おっと言えばぱい

「おーい芳くん盛り上がってるかい?」


 ほろ酔いを片手にけらけらと笑うわかばさんは、アルコール度数が三パーセントのお酒を半分くらい飲んで出来上がってしまった。


「新しいお酒をどんどん持ってきたまえよ」


「いやもうやめときましょうよ、だからコーラならいくらでもお注ぎしますけど」


「なんだい、きみは私の酒を飲めないっていうのかい」


 顔を真っ赤にしたわかばさんは両手でわし掴みにしたポテチを僕の口に強引に押し付けて、肩を組んできた。


「それ会社でやったらアルハラですよ」


「うるさい、カンパーイ」


 右手に持っているほろ酔いを僕が傾けていたビール缶にあてがって、舞い上がった彼女は透き通る声でコールする。

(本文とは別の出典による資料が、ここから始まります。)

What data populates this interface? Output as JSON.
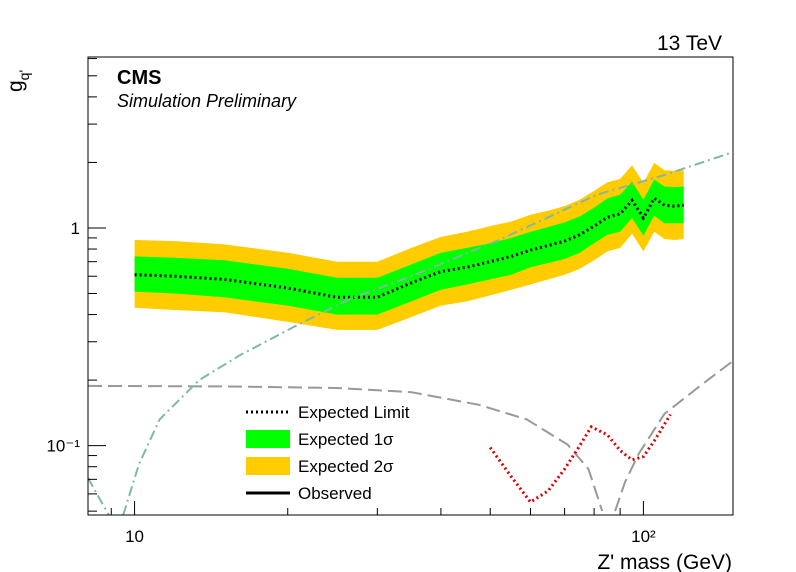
{
  "chart_data": {
    "type": "line",
    "experiment": "CMS",
    "subtitle": "Simulation Preliminary",
    "energy": "13 TeV",
    "x_label": "Z' mass (GeV)",
    "y_label": "g",
    "y_label_sub": "q'",
    "log_x": true,
    "log_y": true,
    "xlim": [
      8.1,
      150
    ],
    "ylim": [
      0.048,
      6.1
    ],
    "xticks": [
      10,
      {
        "value": 100,
        "label": "10²"
      }
    ],
    "yticks": [
      {
        "value": 0.1,
        "label": "10⁻¹"
      },
      1
    ],
    "minor_xticks": [
      9,
      20,
      30,
      40,
      50,
      60,
      70,
      80,
      90
    ],
    "minor_yticks": [
      0.05,
      0.06,
      0.07,
      0.08,
      0.09,
      0.2,
      0.3,
      0.4,
      0.5,
      0.6,
      0.7,
      0.8,
      0.9,
      2,
      3,
      4,
      5,
      6
    ],
    "series": [
      {
        "name": "Expected Limit",
        "style": "line",
        "color": "#000000",
        "dash": "dotted",
        "x": [
          10,
          12,
          15,
          20,
          25,
          30,
          35,
          40,
          45,
          50,
          55,
          60,
          65,
          70,
          75,
          80,
          85,
          90,
          95,
          100,
          105,
          110,
          115,
          120
        ],
        "values": [
          0.61,
          0.6,
          0.58,
          0.53,
          0.48,
          0.48,
          0.56,
          0.63,
          0.66,
          0.7,
          0.74,
          0.79,
          0.83,
          0.87,
          0.93,
          1.02,
          1.12,
          1.16,
          1.34,
          1.11,
          1.37,
          1.27,
          1.26,
          1.27
        ]
      },
      {
        "name": "Expected 1σ",
        "style": "band",
        "color": "#00ff00",
        "x": [
          10,
          12,
          15,
          20,
          25,
          30,
          35,
          40,
          45,
          50,
          55,
          60,
          65,
          70,
          75,
          80,
          85,
          90,
          95,
          100,
          105,
          110,
          115,
          120
        ],
        "high": [
          0.74,
          0.73,
          0.71,
          0.65,
          0.59,
          0.59,
          0.68,
          0.77,
          0.81,
          0.85,
          0.9,
          0.96,
          1.01,
          1.06,
          1.13,
          1.24,
          1.37,
          1.42,
          1.63,
          1.35,
          1.67,
          1.55,
          1.54,
          1.55
        ],
        "low": [
          0.51,
          0.5,
          0.48,
          0.44,
          0.4,
          0.4,
          0.46,
          0.52,
          0.55,
          0.58,
          0.61,
          0.66,
          0.69,
          0.72,
          0.77,
          0.85,
          0.93,
          0.96,
          1.11,
          0.92,
          1.14,
          1.05,
          1.05,
          1.05
        ]
      },
      {
        "name": "Expected 2σ",
        "style": "band",
        "color": "#ffcc00",
        "x": [
          10,
          12,
          15,
          20,
          25,
          30,
          35,
          40,
          45,
          50,
          55,
          60,
          65,
          70,
          75,
          80,
          85,
          90,
          95,
          100,
          105,
          110,
          115,
          120
        ],
        "high": [
          0.88,
          0.87,
          0.84,
          0.77,
          0.7,
          0.7,
          0.81,
          0.91,
          0.96,
          1.02,
          1.07,
          1.15,
          1.2,
          1.26,
          1.35,
          1.48,
          1.62,
          1.68,
          1.94,
          1.61,
          1.99,
          1.84,
          1.83,
          1.84
        ],
        "low": [
          0.43,
          0.42,
          0.41,
          0.37,
          0.34,
          0.34,
          0.39,
          0.44,
          0.46,
          0.49,
          0.52,
          0.55,
          0.58,
          0.61,
          0.65,
          0.71,
          0.78,
          0.81,
          0.94,
          0.78,
          0.96,
          0.89,
          0.88,
          0.89
        ]
      },
      {
        "name": "Observed",
        "style": "line",
        "color": "#000000",
        "dash": "solid",
        "x": [],
        "values": []
      },
      {
        "style": "line",
        "color": "#999999",
        "dash": "dashed",
        "x": [
          8.1,
          15,
          25,
          35,
          47.5,
          59,
          71,
          78,
          83,
          85,
          88,
          92,
          98,
          110,
          130,
          150
        ],
        "values": [
          0.188,
          0.187,
          0.184,
          0.176,
          0.154,
          0.132,
          0.101,
          0.078,
          0.05,
          null,
          0.05,
          0.068,
          0.092,
          0.14,
          0.19,
          0.245
        ]
      },
      {
        "style": "line",
        "color": "#80b8a8",
        "dash": "dashdot",
        "x": [
          8.1,
          8.5,
          8.9,
          9.2,
          9.5,
          10.2,
          11.2,
          13.4,
          16.1,
          21,
          26.4,
          35,
          52,
          81,
          110,
          150
        ],
        "values": [
          0.071,
          0.058,
          0.048,
          null,
          0.048,
          0.082,
          0.132,
          0.2,
          0.26,
          0.36,
          0.47,
          0.6,
          0.88,
          1.42,
          1.75,
          2.23
        ]
      },
      {
        "style": "line",
        "color": "#dd0000",
        "dash": "dotted",
        "x": [
          50,
          55,
          60,
          65,
          70,
          75,
          79,
          85,
          90,
          95,
          100,
          105,
          113
        ],
        "values": [
          0.098,
          0.072,
          0.055,
          0.062,
          0.078,
          0.1,
          0.122,
          0.112,
          0.095,
          0.086,
          0.089,
          0.105,
          0.139
        ]
      }
    ]
  }
}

「飲んで飲んで飲んで~飲んで飲んで飲んで~飲んで飲んで飲んで育毛剤♪」


「腹壊すわ」


 短く突っ込んでやると、高らかな笑いとともに手を叩き、そうかと思ったらカーペットに寝ころんで腹を抱えて笑う。


「わかばさん、もしかして変な薬とかやってます?」


「失礼なことを言うねぇ」


 返す言葉が完全に脱力し切っていてちょっと不安になる。


「お水持ってきますから……」


 するとわかばさんは起き上がり低い姿勢のまま僕の背中に抱きついてきた。


「ラピュタにこんなシーンあったよねぇ」


 今度はジブリ? と思ったが昨日の金曜ロードショーでやっていたことを思い出した。


「こんな悪酔いしたシータいませんでしたよ」


「だれが今の私の状態だと言った? 私が言いたいのはその行動のことだよ」


「……あ、見張りのシーンのことですか」


 暫しの沈黙の後、僕は頭の中でそれと思えるシーンを浮かべた。


「ご名答。今の私みたいにシータはパズーに抱き着いていただろう。私はあのシーンが大好きでねぇ、録画したら必ず何度も見るのさ」


「変わってますね、あんな変哲もないシーンのどこが好きなんですか?」


「かぁ~きみは感受性が鈍感というか、面白みのない人間というか、あのシーンは今後の二人の運命を決定づけた貴重なシーンだよ」


 言葉尻にも力が入っている。わかばさんの顔はここからは見えないけど、きっと真剣な表情をしているに違いない。


「ま、まさかぁ」


「まさかも、へちまもあるか。あのシーンはパズーがシータを異性として意識したシーンなんだよ、考えてもみなよ、十代半ばの男の子が、同じくらいの可愛い女の子に頼られて力強く抱き着かれて、まだ発達途中の小さいけど柔らかいおっぱいを背中に感じたんだよ。私がパズーならそんな女の子を一生をかけて守るけどねぇ」


「考えすぎじゃないですか」


 そう言って茶化すとわかばさんはあからさまに僕の背中に身体を密着させて、自らのおっぱいを背中にこすりつけてくる。


「さぁ芳くん、可愛くて綺麗で女神のような私がこうやっておっぱいを感じさせているんだ。分かるよね、水じゃなくてお酒を持ってきたまえ」


「分かりましたよ、どうなっても知りませんからね」


「問題ない、私は酒豪だからねぇ」


 身体にかかっていた重さが抜けて、解放されたことを悟り、振り返る。


 すでに酩酊状態で、ふらふらと身体を揺らしたわかばさんが満面の笑みを漏らしながら立っていた。